In my head bedtimes are blissful in other people’s houses. The children have a lovely bath, where they splash their bubbles, but not so much that all the walls are soaking wet, then happily get themselves into their pyjamas. Everyone has cuddles and then get read a bedtime story. Kisses all round, then lights off, parents head downstairs, pour a glass of wine and then sit and chat about their days before finally going to bed themselves several hours later. I know this isn’t the reality for lots of people but surely there are some people out there? Surely?
This is definitely not what bedtime is like in our house. For a start there is no bath. Our kids tend to get bathed once a week unless they’re exceptionally dirty, and then their baths are normally during the daytime. I fundamentally believe that children are supposed to be a little bit grubby, plus it really irritates my boy’s skin. So instead, once I finally insist that it’s bedtime, we head upstairs and they play Party Parade. I have no idea how this particular game started, but it essentially consists of the two of them bouncing/running around the bed, crashing into each other, whilst singing the Catchphrase music (sorry for anyone too young to remember this!) My son may not be able to talk yet but he can do the Catchphrase music perfectly. Occasionally it may be the Tetris music instead if they’re feeling particularly hyper.
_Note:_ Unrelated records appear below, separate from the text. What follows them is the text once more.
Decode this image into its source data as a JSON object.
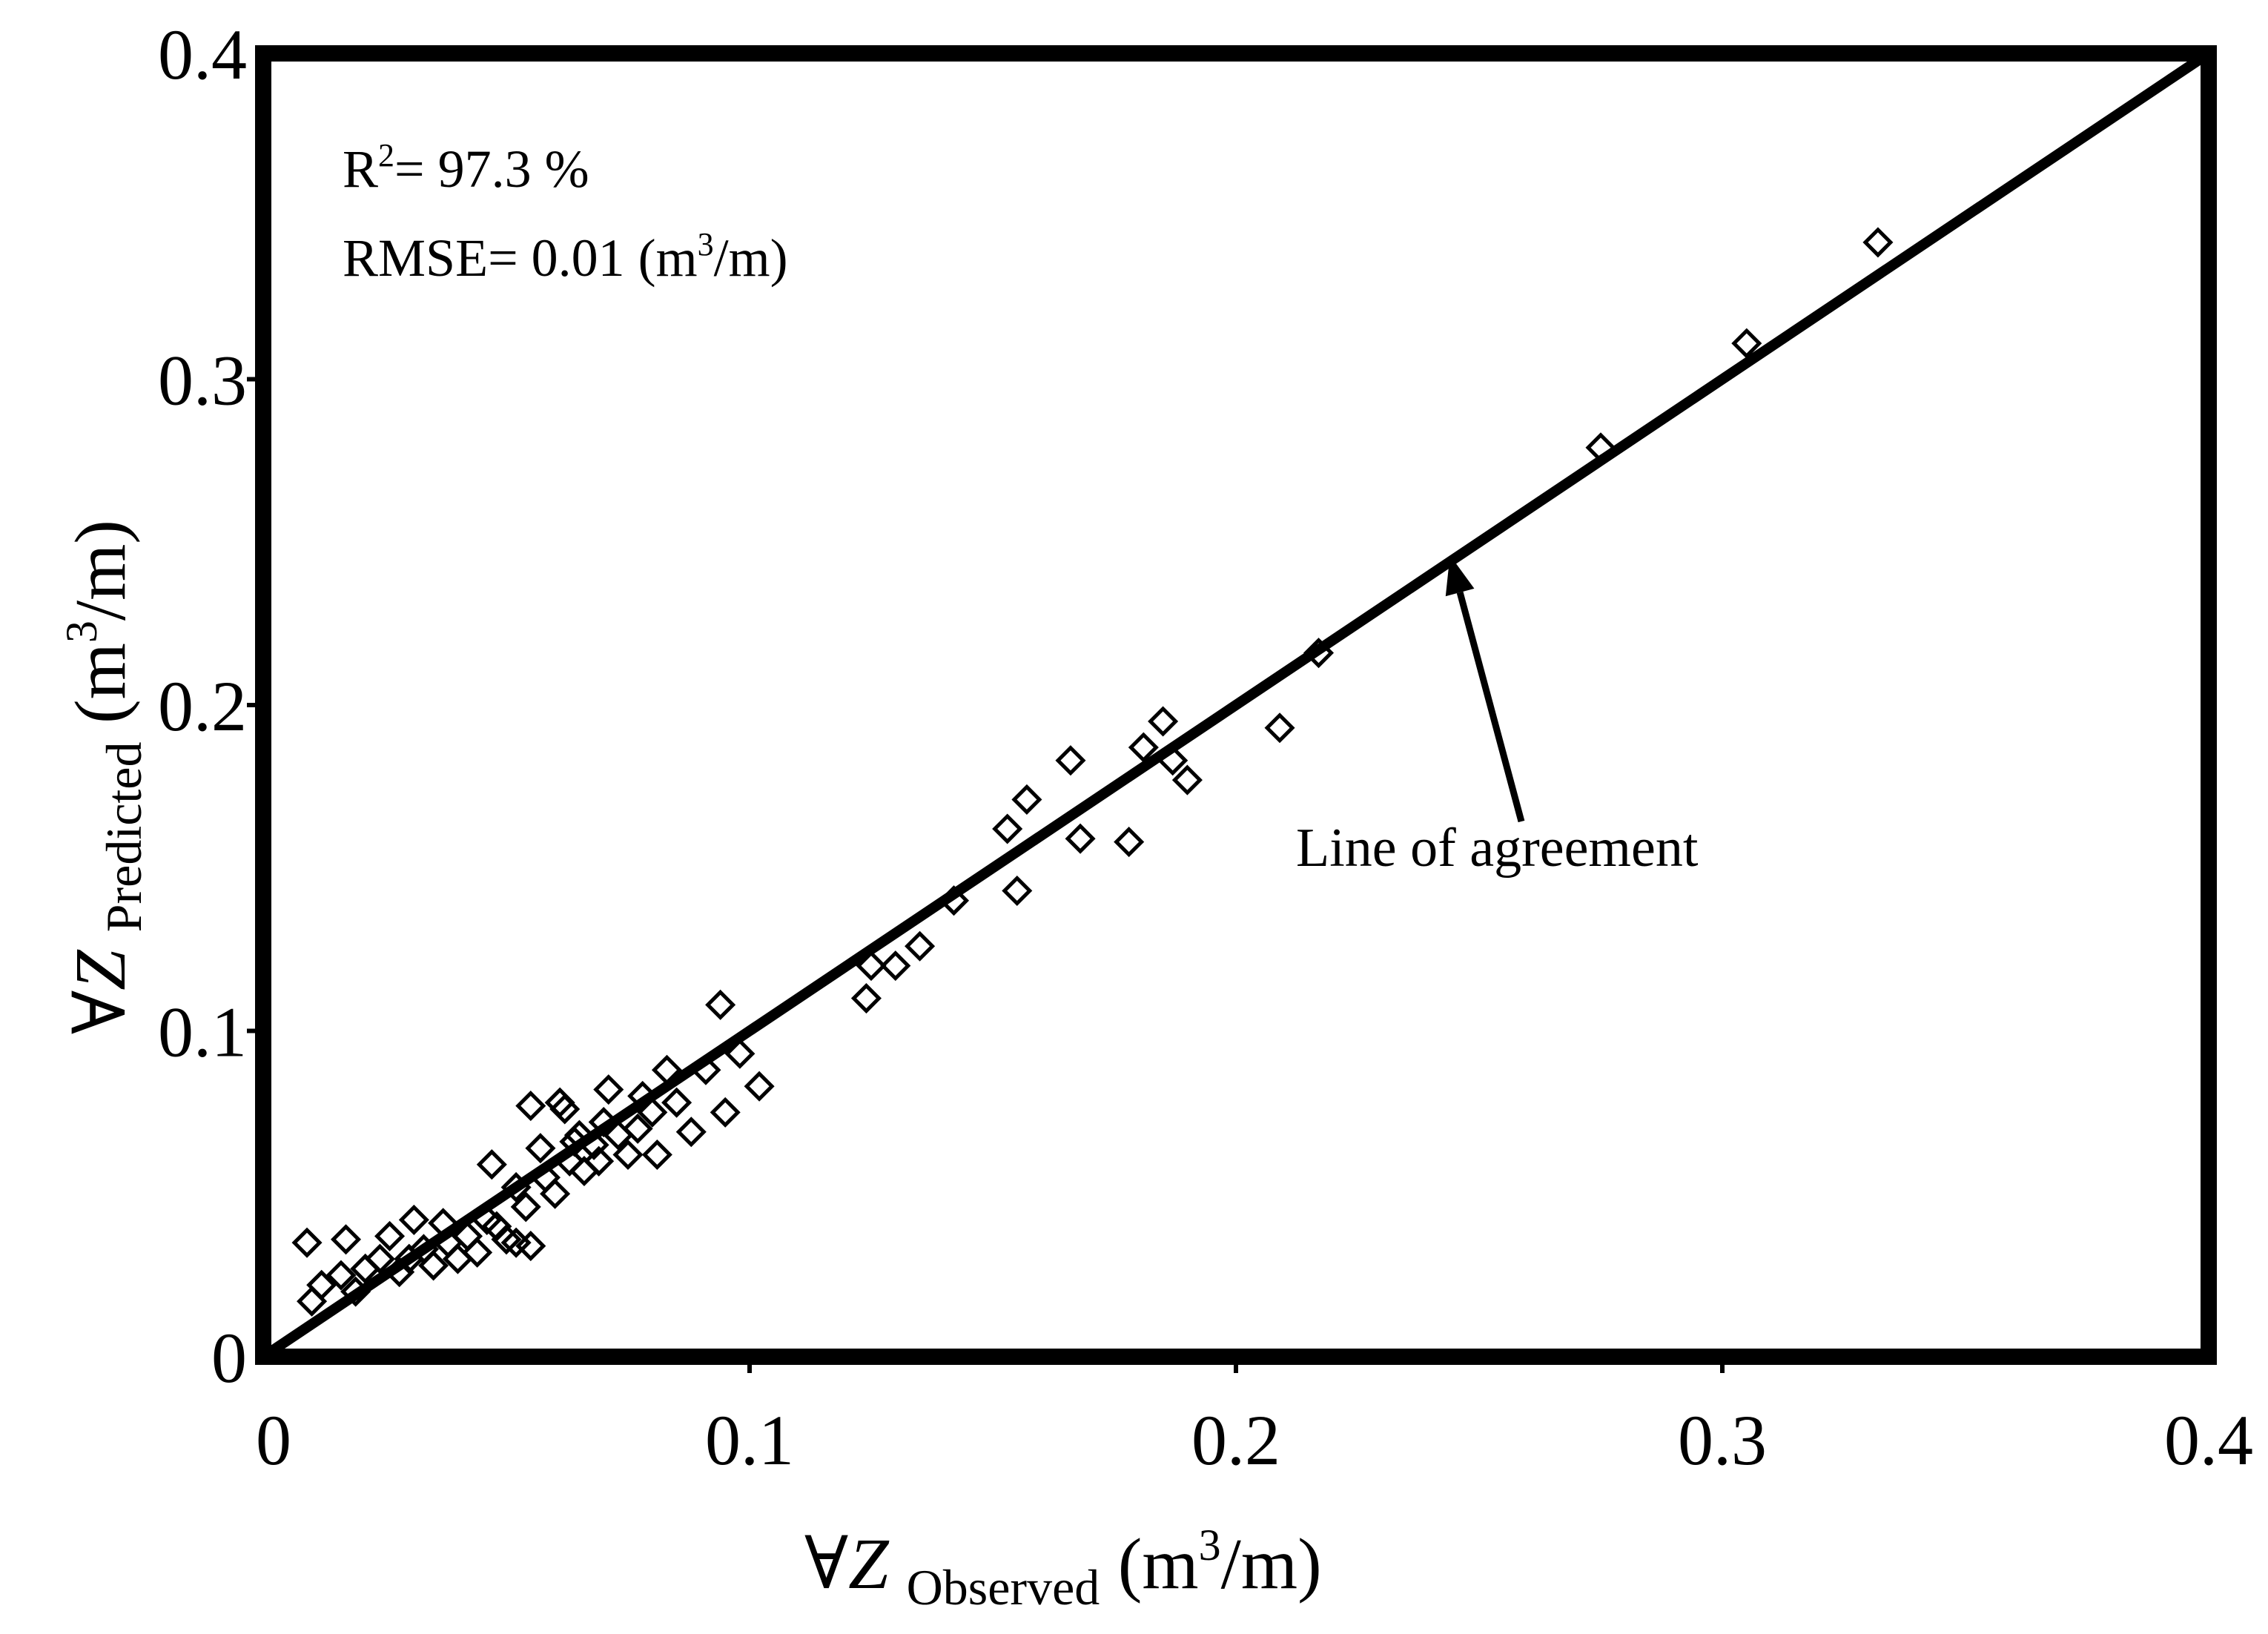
{
  "chart_data": {
    "type": "scatter",
    "x_axis": {
      "symbol": "∀",
      "var": "Z",
      "sub": "Observed",
      "unit_open": " (m",
      "unit_sup": "3",
      "unit_close": "/m)",
      "range": [
        0,
        0.4
      ],
      "ticks": [
        0,
        0.1,
        0.2,
        0.3,
        0.4
      ],
      "tick_labels": [
        "0",
        "0.1",
        "0.2",
        "0.3",
        "0.4"
      ]
    },
    "y_axis": {
      "symbol": "∀",
      "var": "Z",
      "sub": "Predicted",
      "unit_open": " (m",
      "unit_sup": "3",
      "unit_close": "/m)",
      "range": [
        0,
        0.4
      ],
      "ticks": [
        0,
        0.1,
        0.2,
        0.3,
        0.4
      ],
      "tick_labels": [
        "0",
        "0.1",
        "0.2",
        "0.3",
        "0.4"
      ]
    },
    "stats": {
      "r2_prefix": "R",
      "r2_sup": "2",
      "r2_value": "= 97.3 %",
      "rmse_prefix": "RMSE= 0.01 (m",
      "rmse_sup": "3",
      "rmse_suffix": "/m)"
    },
    "reference_line": {
      "label": "Line of agreement",
      "from": [
        0,
        0
      ],
      "to": [
        0.4,
        0.4
      ],
      "arrow_tip": [
        0.244,
        0.246
      ]
    },
    "marker": "open-diamond",
    "grid": false,
    "points": [
      [
        0.009,
        0.035
      ],
      [
        0.017,
        0.036
      ],
      [
        0.026,
        0.037
      ],
      [
        0.031,
        0.042
      ],
      [
        0.037,
        0.041
      ],
      [
        0.01,
        0.017
      ],
      [
        0.012,
        0.022
      ],
      [
        0.016,
        0.025
      ],
      [
        0.019,
        0.02
      ],
      [
        0.021,
        0.027
      ],
      [
        0.024,
        0.03
      ],
      [
        0.028,
        0.026
      ],
      [
        0.03,
        0.03
      ],
      [
        0.033,
        0.033
      ],
      [
        0.035,
        0.028
      ],
      [
        0.038,
        0.035
      ],
      [
        0.04,
        0.03
      ],
      [
        0.042,
        0.037
      ],
      [
        0.044,
        0.032
      ],
      [
        0.046,
        0.042
      ],
      [
        0.048,
        0.04
      ],
      [
        0.05,
        0.036
      ],
      [
        0.052,
        0.035
      ],
      [
        0.054,
        0.046
      ],
      [
        0.055,
        0.034
      ],
      [
        0.047,
        0.059
      ],
      [
        0.052,
        0.052
      ],
      [
        0.055,
        0.077
      ],
      [
        0.057,
        0.064
      ],
      [
        0.058,
        0.055
      ],
      [
        0.06,
        0.05
      ],
      [
        0.061,
        0.078
      ],
      [
        0.062,
        0.076
      ],
      [
        0.063,
        0.06
      ],
      [
        0.065,
        0.068
      ],
      [
        0.066,
        0.057
      ],
      [
        0.068,
        0.065
      ],
      [
        0.07,
        0.072
      ],
      [
        0.071,
        0.082
      ],
      [
        0.073,
        0.068
      ],
      [
        0.075,
        0.062
      ],
      [
        0.077,
        0.07
      ],
      [
        0.078,
        0.08
      ],
      [
        0.08,
        0.075
      ],
      [
        0.081,
        0.062
      ],
      [
        0.083,
        0.088
      ],
      [
        0.085,
        0.078
      ],
      [
        0.088,
        0.069
      ],
      [
        0.091,
        0.088
      ],
      [
        0.094,
        0.108
      ],
      [
        0.095,
        0.075
      ],
      [
        0.098,
        0.093
      ],
      [
        0.102,
        0.083
      ],
      [
        0.069,
        0.06
      ],
      [
        0.064,
        0.066
      ],
      [
        0.124,
        0.11
      ],
      [
        0.125,
        0.12
      ],
      [
        0.13,
        0.12
      ],
      [
        0.135,
        0.126
      ],
      [
        0.142,
        0.14
      ],
      [
        0.153,
        0.162
      ],
      [
        0.155,
        0.143
      ],
      [
        0.157,
        0.171
      ],
      [
        0.166,
        0.183
      ],
      [
        0.168,
        0.159
      ],
      [
        0.178,
        0.158
      ],
      [
        0.181,
        0.187
      ],
      [
        0.185,
        0.195
      ],
      [
        0.187,
        0.183
      ],
      [
        0.19,
        0.177
      ],
      [
        0.209,
        0.193
      ],
      [
        0.217,
        0.216
      ],
      [
        0.275,
        0.279
      ],
      [
        0.305,
        0.311
      ],
      [
        0.332,
        0.342
      ]
    ]
  }
}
I realise that bedtime should be a beautiful, calming experience, all about winding down from the excitement of the day. I really do try. I do. I turn all the lights down low, speak in a calm manner, politely remind them that it’s time to get ready for bed, but it inevitably ends with me trying to catch each of them and grapple them into their pyjamas. On really bad nights I declare they can get ready for bed by themselves and head downstairs, shutting the baby gate behind me. This results in my daughter becoming completely hysterical and my son trying to abseil over the banisters. Finally, pyjamas on, we begin the bribing/emotional blackmail/shouting involved in getting them to sit on the toilet and brush their teeth.
Once they finally get into bed it gets a little bit lovely again, as we cuddle and read stories and the toddler has a feed, and we talk about how much we love each other and that we’ll see each other in the morning. I feel a little less guilty momentarily about the grappling and the shouting and calm is restored.
Once lights are off we all lie down, me feeding the toddler, her in her bed right next to us. It seems to be a universal fact that one of them will be asleep instantly, their soft snores sounding like pure heaven. However, it is also almost universally true that the other one will then wriggle and squirm and sigh and generally not be asleep for at least another half an hour, but often up to two, whilst I have to lie there in silence and pitch darkness, praying for their breathing to slow and calm and then the glorious first little snore which means they have finally succumbed. There will be multiple false alarms before this, where I am really sure they must be asleep by now, but then there will be more wriggling and my hopes are dashed.
I’m sure lots of you will be wondering why I need to stay, lying there in the dark and silence for all those hours, night after night. What a monumental waste of my life. It’s not even like I manage to use that time to have deep thoughts about the universe, just my mind racing and racing and racing with hundreds of totally disjointed thoughts which seem to take on a slightly hallucinatory nature the longer bedtime takes. However, even after five years of attachment parenting, of being the most supportive, reassuring parents possible, my daughter is still terrified at the slightest thought of being left alone, even with her brother next to her, she needs either me or her Daddy there too. At even the suggestion of us not being there she becomes a sobbing wreck, and that is not how I want her sleep to come, from crying to sleep by herself, feeling scared and alone. So I lie there, sometimes enjoying the quiet, often feeling a little resentful.
Once I’m sure they are both asleep I’ll text my husband, who will come and join me in bed for a little telly on the laptop, usually crime drama on iplayer, the only TV I get to watch for myself these days. I would be fine leaving the boy to sleep by himself, but still worry about the terror I would cause if my daughter awoke from a dream to find us gone, even if just downstairs, and that worry keeps me with her, and has done every single evening for five years now, except when I’m working and then my husband goes through this same routine by himself.
I do love the idea of having my evenings back. It sounds heavenly the idea of sitting on the sofa with TV and wine and chat with my husband. And I’m sure we will one day. My daughter talks lots about when she’s bigger she’ll have her own room and seems excited at the idea. Just not sure how much bigger she will need to be! But right now she needs me, so here I am, next to her as she snores once again.